Rather than rewrite this entire section, I'm going to quote the parts that are relevant to this project.

Near that is the memorial of Caesar, that is the Needle, where his ashes nobly rest in his sarcophagus, to the intent that, as in his lifetime the whole world lay subdued to him, even so in his death the same may lie beneath him forever. The memorial was adorned in the lower part with tables of gilded brass, and engraved with Latin letters, and above at the ball, where he rests, it is deck with gold and precious stones, and there it is written:

Caesar, tantus eras quantus et orbis / Sed nunc in modico clauderis antro.

And this memorial was consecrated after their fashion, as still appears and may be read. And below in Greek letters these verses are written.

If one, tell how this stone was set on high. / If many stones, show where their joints lie.

[...]

The Capitol [is so called, because it] was the head of the world, where the consuls and senators dwelled to govern the Earth. The face was covered with high walls and strong, rising above the top of the hill, and covered all over with glass and gold and marvelous carved work. [And in the Capitol were molten images of all the Trojan kings and of the emperors. Within the fortress was a palace all adorned with marvelous works in gold and silver and brass and costly stones, to be a mirror to all nations, [which was said to be worth the third part of the world].

[...]

Near this house was the palace of Catiline, where the Church of Saint Anthony stood. Near that is a place that is called Hell, because in ancient times it burst forth there, and brought great mischief upon Rome, until a certain noble knight, to the intent that the city should be delivered after the responses of their gods, donned his harness and cast himself into the pit, and the earth closed, and the city was delivered.

There is the temple of the Vesta, where it is said that a dragon crouches below, as we read in the life of Saint Silvester. [30]

[30] Nichols adds, in two separate footnotes.

"Locus qui dicitur inferno, eo quod antiquo tempore ibi eructabat. This name is still preserved in the Church of S. Maria Libera nos a poenis Inferni.

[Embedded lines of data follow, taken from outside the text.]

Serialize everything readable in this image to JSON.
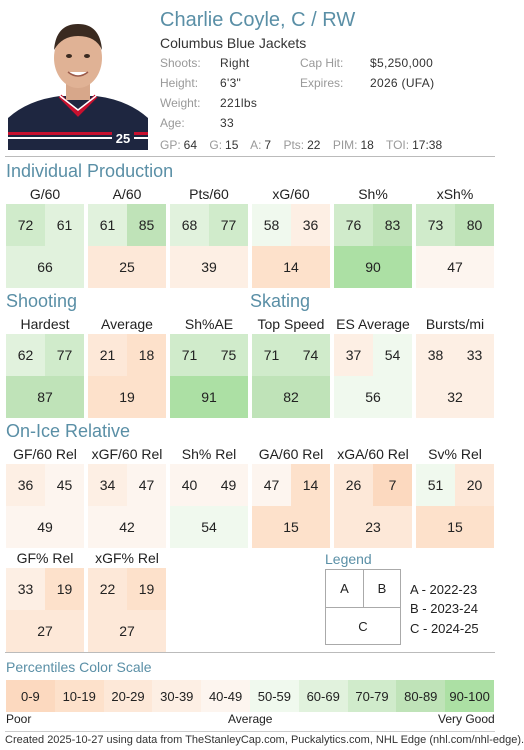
{
  "player": {
    "name": "Charlie Coyle, C / RW",
    "team": "Columbus Blue Jackets",
    "jersey_number": "25",
    "shoots_label": "Shoots:",
    "shoots": "Right",
    "height_label": "Height:",
    "height": "6'3\"",
    "weight_label": "Weight:",
    "weight": "221lbs",
    "age_label": "Age:",
    "age": "33",
    "cap_hit_label": "Cap Hit:",
    "cap_hit": "$5,250,000",
    "expires_label": "Expires:",
    "expires": "2026 (UFA)"
  },
  "stat_line": [
    {
      "label": "GP:",
      "value": "64"
    },
    {
      "label": "G:",
      "value": "15"
    },
    {
      "label": "A:",
      "value": "7"
    },
    {
      "label": "Pts:",
      "value": "22"
    },
    {
      "label": "PIM:",
      "value": "18"
    },
    {
      "label": "TOI:",
      "value": "17:38"
    }
  ],
  "sections": {
    "individual": "Individual Production",
    "shooting": "Shooting",
    "skating": "Skating",
    "onice": "On-Ice Relative"
  },
  "stats": [
    {
      "title": "G/60",
      "a": 72,
      "b": 61,
      "c": 66
    },
    {
      "title": "A/60",
      "a": 61,
      "b": 85,
      "c": 25
    },
    {
      "title": "Pts/60",
      "a": 68,
      "b": 77,
      "c": 39
    },
    {
      "title": "xG/60",
      "a": 58,
      "b": 36,
      "c": 14
    },
    {
      "title": "Sh%",
      "a": 76,
      "b": 83,
      "c": 90
    },
    {
      "title": "xSh%",
      "a": 73,
      "b": 80,
      "c": 47
    },
    {
      "title": "Hardest",
      "a": 62,
      "b": 77,
      "c": 87
    },
    {
      "title": "Average",
      "a": 21,
      "b": 18,
      "c": 19
    },
    {
      "title": "Sh%AE",
      "a": 71,
      "b": 75,
      "c": 91
    },
    {
      "title": "Top Speed",
      "a": 71,
      "b": 74,
      "c": 82
    },
    {
      "title": "ES Average",
      "a": 37,
      "b": 54,
      "c": 56
    },
    {
      "title": "Bursts/mi",
      "a": 38,
      "b": 33,
      "c": 32
    },
    {
      "title": "GF/60 Rel",
      "a": 36,
      "b": 45,
      "c": 49
    },
    {
      "title": "xGF/60 Rel",
      "a": 34,
      "b": 47,
      "c": 42
    },
    {
      "title": "Sh% Rel",
      "a": 40,
      "b": 49,
      "c": 54
    },
    {
      "title": "GA/60 Rel",
      "a": 47,
      "b": 14,
      "c": 15
    },
    {
      "title": "xGA/60 Rel",
      "a": 26,
      "b": 7,
      "c": 23
    },
    {
      "title": "Sv% Rel",
      "a": 51,
      "b": 20,
      "c": 15
    },
    {
      "title": "GF% Rel",
      "a": 33,
      "b": 19,
      "c": 27
    },
    {
      "title": "xGF% Rel",
      "a": 22,
      "b": 19,
      "c": 27
    }
  ],
  "legend": {
    "title": "Legend",
    "a": "A",
    "b": "B",
    "c": "C",
    "a_desc": "A - 2022-23",
    "b_desc": "B - 2023-24",
    "c_desc": "C - 2024-25"
  },
  "scale": {
    "title": "Percentiles Color Scale",
    "bins": [
      {
        "label": "0-9",
        "color": "#fcd9bf"
      },
      {
        "label": "10-19",
        "color": "#fde1cb"
      },
      {
        "label": "20-29",
        "color": "#fde8d8"
      },
      {
        "label": "30-39",
        "color": "#fdefe4"
      },
      {
        "label": "40-49",
        "color": "#fdf5ef"
      },
      {
        "label": "50-59",
        "color": "#f0f9ee"
      },
      {
        "label": "60-69",
        "color": "#e1f2dd"
      },
      {
        "label": "70-79",
        "color": "#d0ebcb"
      },
      {
        "label": "80-89",
        "color": "#bfe3b8"
      },
      {
        "label": "90-100",
        "color": "#ace0a4"
      }
    ],
    "poor": "Poor",
    "average": "Average",
    "very_good": "Very Good"
  },
  "footer": "Created 2025-10-27 using data from TheStanleyCap.com, Puckalytics.com, NHL Edge (nhl.com/nhl-edge).",
  "colors": {
    "accent": "#5a8fa6",
    "jersey": "#1e2640",
    "jersey_stripe": "#c8102e"
  }
}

The hollow vaults under the towering ruins of the Palatine seemed to have suggested fearful associations, which recalled at the same time the yawning pit of Curtius and the legendary cave of St. Silvester.

The legend of St. Silvester and the dragon was associated with various localities in Rome. The ancient legendaries place it in the Capitol, the Ordo Romanus of Benedict ner St. Lucia in Orpheo. Among the pilgrims of the Infernus, by the temple of Vesta was believed to be the spot. In later medieval legendary not specific locality is mentioned, but the saint descends into the pit by a hundred and fifty-two steps, binds the mouth of the dragon, and shuts him there until the day of doom.”
There was a candlestick made of stone Albiston, which, once kindled and set in the open air, was never by any means quenched. There, moreover, is the image of our Lord behind the altar, painted by no human hand, after the fashion of our Lord in the flesh.

[...]

At Saint Mary in Fontana, the temple of Faunus, was the idol that spoke to Julian and beguiled him. [31]
[31] Nichols adds, “The legend, that Julian was lead astray by the speech of an idol in the temple of Faunus, is not found elsewhere. There is another legend, that he took an idol of Mercury out of the Tiber, and the demon within it induced him to renounce Christianity and gave him an empire.”

Conclusion

These and many more temples and palaces of emperors, consuls, senators, and prefects were in the time of the heathen within this Roman city, as we have read in old chronicles, seen with our eyes, and have heard tell of ancient men. And moreover, how great was their beauty in gold, and silver, and brass, and ivory, and precious stones, we have endeavoured in writing, as well as we could, to bring back to the remembrance of mankind.

Hubert Robert

Final Notes

The Mirabilia Urbis Romae is supririsngly competent. Sure, there are errors and tall tales, but it's also a practical guidebook. It's far more grounded than In Cath Catharda or the travels of John Mandeville. The nomenclature is speculative at best, but it's a work of practical sense over entertaining fantasy... most of the time.